Niet wordt echter in de uiting vermeld dat, zoals is komen vast te staan, de prijzen uitsluitend worden gemeten bij adverteerders ‘grootste concurrenten’ die ‘eveneens landelijke dekking hebben’. Dit betekent, naar adverteerder heeft meegedeeld, dat in de praktijk de prijzen wat betreft ‘food artikelen’ slechts worden vergeleken met de prijzen bij twee concurrenten (Sligro en Hanos) en wat betreft de ‘non-food artikelen’ bij slechts één concurrent (Staples).

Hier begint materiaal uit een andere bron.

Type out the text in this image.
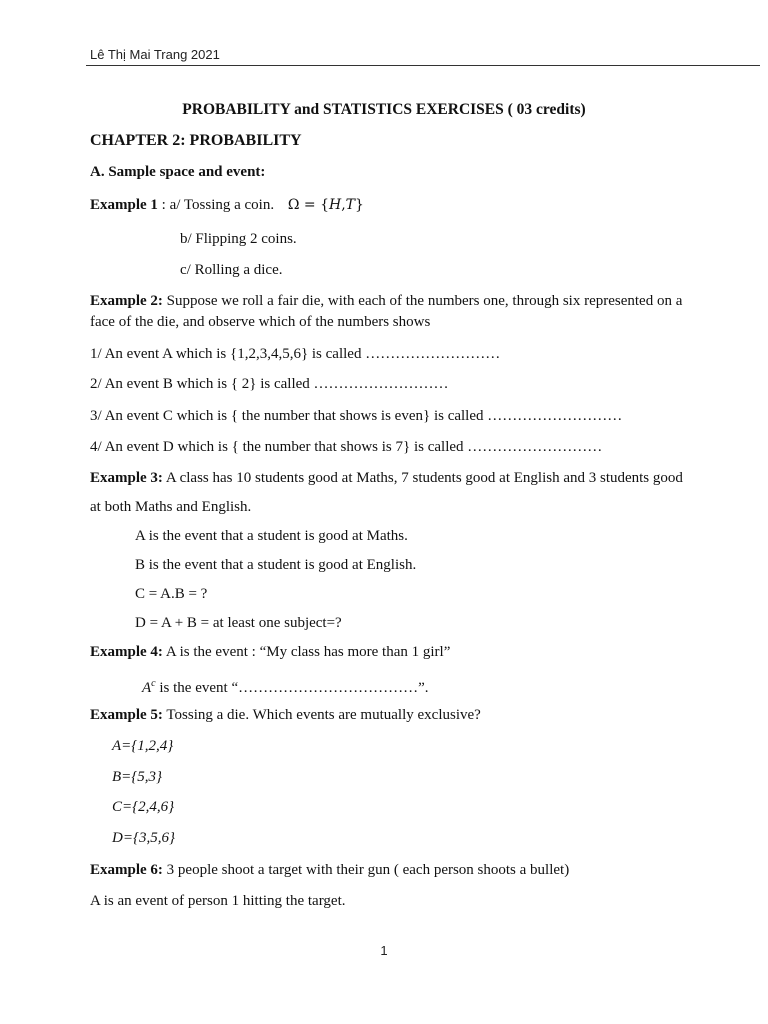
Lê Thị Mai Trang 2021
PROBABILITY and STATISTICS EXERCISES ( 03 credits)
CHAPTER 2: PROBABILITY
A. Sample space and event:
Example 1 : a/ Tossing a coin. Ω = {H,T}
b/ Flipping 2 coins.
c/ Rolling a dice.
Example 2: Suppose we roll a fair die, with each of the numbers one, through six represented on a
face of the die, and observe which of the numbers shows
1/ An event A which is {1,2,3,4,5,6} is called ………………………
2/ An event B which is { 2} is called ………………………
3/ An event C which is { the number that shows is even} is called ………………………
4/ An event D which is { the number that shows is 7} is called ………………………
Example 3: A class has 10 students good at Maths, 7 students good at English and 3 students good
at both Maths and English.
A is the event that a student is good at Maths.
B is the event that a student is good at English.
C = A.B = ?
D = A + B = at least one subject=?
Example 4: A is the event : “My class has more than 1 girl”
$A^c$ is the event “………………………………”.
Example 5: Tossing a die. Which events are mutually exclusive?
A={1,2,4}
B={5,3}
C={2,4,6}
D={3,5,6}
Example 6: 3 people shoot a target with their gun ( each person shoots a bullet)
A is an event of person 1 hitting the target.
1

Naar het oordeel van de Commissie is dit een forse beperking, die daarom in de uiting dient te worden vermeld. Adverteerder had uit­drukke­lijk die­nen te vermelden dat haar claim ‘goedkoopste groothandel van Nederland’ uitsluitend van toepassing is, indien het betreffende ‘Vaste laagste prijs’ pro­duct wordt gekocht bij één van de drie bedoelde concurrenten. Dat andere concurrenten, zoals adverteerder stelt, geen cash & carry groothandelsvestigingen hebben, of ‘lokale niche spelers’ zouden zijn, maakt dit niet anders. Voor de gemiddelde consument is immers niet duidelijk dat die bedrijven geen ‘concurrent’ zouden zijn zoals bedoeld in de gewraakte claim.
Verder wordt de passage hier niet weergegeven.